Ganz anders ist der hier zu entscheidende Sachverhalt gelagert. Die Beklagte war langjährige alleinige Geschäftsführerin einer GmbH, die über Jahre keine Gewinne erwirtschaftete und nur durch wiederholte Zuschüsse der Gesellschafter vor der Zahlungsunfähigkeit bewahrt worden ist. Wenn die Gesellschafter in dieser Situation bei einem Schuldenstand von rund S 2,000.000,- erklärten, daß es so nicht weitergehen könne und der Konkurs angemeldet werden müsse, und den Verdacht äußerten, die Beklagte habe durch unzulässige Privatentnahmen den schlechten Vermögensstatus der GmbH mitverschuldet, worauf sich die Beklagte dieser Ansicht der Kläger gebeugt hat, was in der Folge zu einer Einigung dahin führte, daß sich die Beklagte an den Verbindlichkeiten der Gesellschaft beteiligte, indem sie offene Rechnungen mittels eines bei den Gesellschaftern aufgenommenen Darlehens zahlte, kann von einer dem § 3 KautSchG analogen Interessenlage nicht gesprochen werden. Weder lag damit nämlich die nach dem klaren Wortlaut des Gesetzes geforderte Drucksituation seitens des Dienstgebers infolge Junktimierung von Geldzufluß und Aufrechterhaltung des Dienstverhältnisses vor, noch war die Beklagte als alleinige Geschäftsführerin der GmbH in ihren Kontroll-, Informations- und Einwirkungsmöglichkeiten auf die zukünftige Geschäftsgebarung der Gesellschaft mit den von ihr zur Verfügung gestellten Geldmitteln beschränkt. Die Beklagte hat sich vielmehr in einer krisenhaften Unternehmenssituation ihrer Dienstgeberin auf ihre eigene Initiative hin entschlossen, Gesellschaftsverbindlichkeiten mit eigenen Mitteln und auf ihr eigenes Risiko zu liquidieren. Motiv der Beklagten für ihren Geldzufluß an die GmbH war dabei ersichtlich auch der Umstand, daß die Gesellschafter den Vorwurf erhoben, ihnen stünden Ausgleichsansprüche für unzulässige Entnahmen der Beklagten aus der Gesellschaft zu. Zutreffend haben deshalb die Vorinstanzen eine Nichtigkeit des Darlehensvertrages iS des § 4 KautSchG verneint.
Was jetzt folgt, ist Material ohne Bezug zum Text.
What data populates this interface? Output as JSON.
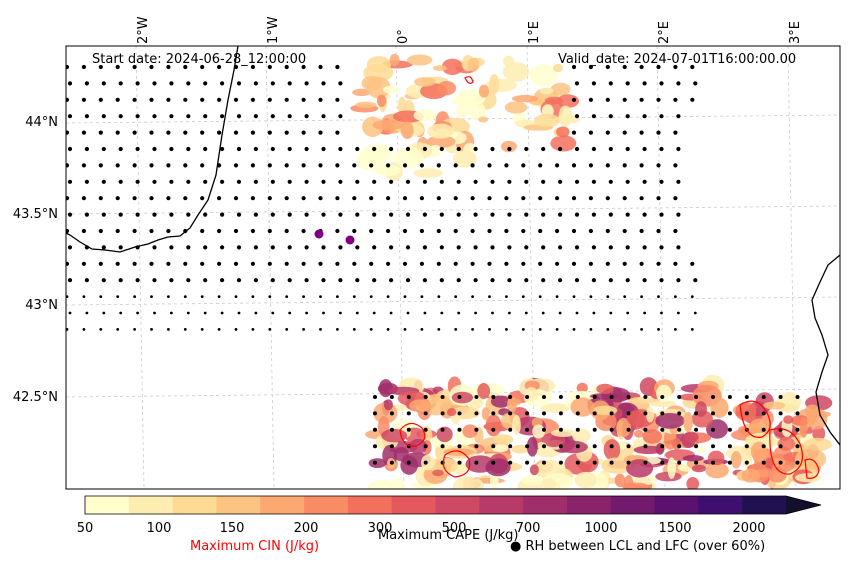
{
  "map": {
    "start_date": "Start date: 2024-06-28_12:00:00",
    "valid_date": "Valid_date: 2024-07-01T16:00:00.00",
    "lon_labels": [
      "2°W",
      "1°W",
      "0°",
      "1°E",
      "2°E",
      "3°E"
    ],
    "lat_labels": [
      "44°N",
      "43.5°N",
      "43°N",
      "42.5°N"
    ],
    "colors": {
      "coast": "#000000",
      "cin_contour": "#ff0000",
      "rh_marker": "#000000",
      "extra_marker": "#800080"
    }
  },
  "colorbar": {
    "ticks": [
      "50",
      "100",
      "150",
      "200",
      "300",
      "500",
      "700",
      "1000",
      "1500",
      "2000"
    ],
    "colors": [
      "#fffecc",
      "#feedb0",
      "#fedb95",
      "#fdc381",
      "#fca871",
      "#fa8c65",
      "#f3705c",
      "#e4595d",
      "#ce4963",
      "#b83a68",
      "#a02e6b",
      "#8a2369",
      "#721a6c",
      "#5a116f",
      "#3f0f6f",
      "#221150",
      "#13102b"
    ],
    "cape_label": "Maximum CAPE (J/kg)",
    "cin_label": "Maximum CIN (J/kg)",
    "rh_label": "● RH between LCL and LFC (over 60%)"
  }
}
Was zuletzt den Einwand betrifft, in Wahrheit liege ein eigenkapitalersetzendes Gesellschafterdarlehen vor, das nur zur Umgehung den Weg über die Beklagte geflossen sei, übersieht die Revisionswerberin, daß sich diese Frage ausschließlich in einem Gesellschaftskonkurs dahin stellt, ob ein vom Gesellschafter zur Gesellschaft erfolgter Geldzufluß als nicht rückforderbares Eigenkapital zu behandeln ist, oder ob dem Gesellschafter im Ausmaß seiner erbrachten Leistung die Position eines Konkursgläubigers zukommt. Ein derartiger Sachverhalt liegt aber hier nicht vor. Der Revision konnte damit auch unter diesem Gesichtspunkt kein Erfolg beschieden sein.

Die Kostenentscheidung gründet sich auf die §§ 41, 50 ZPO.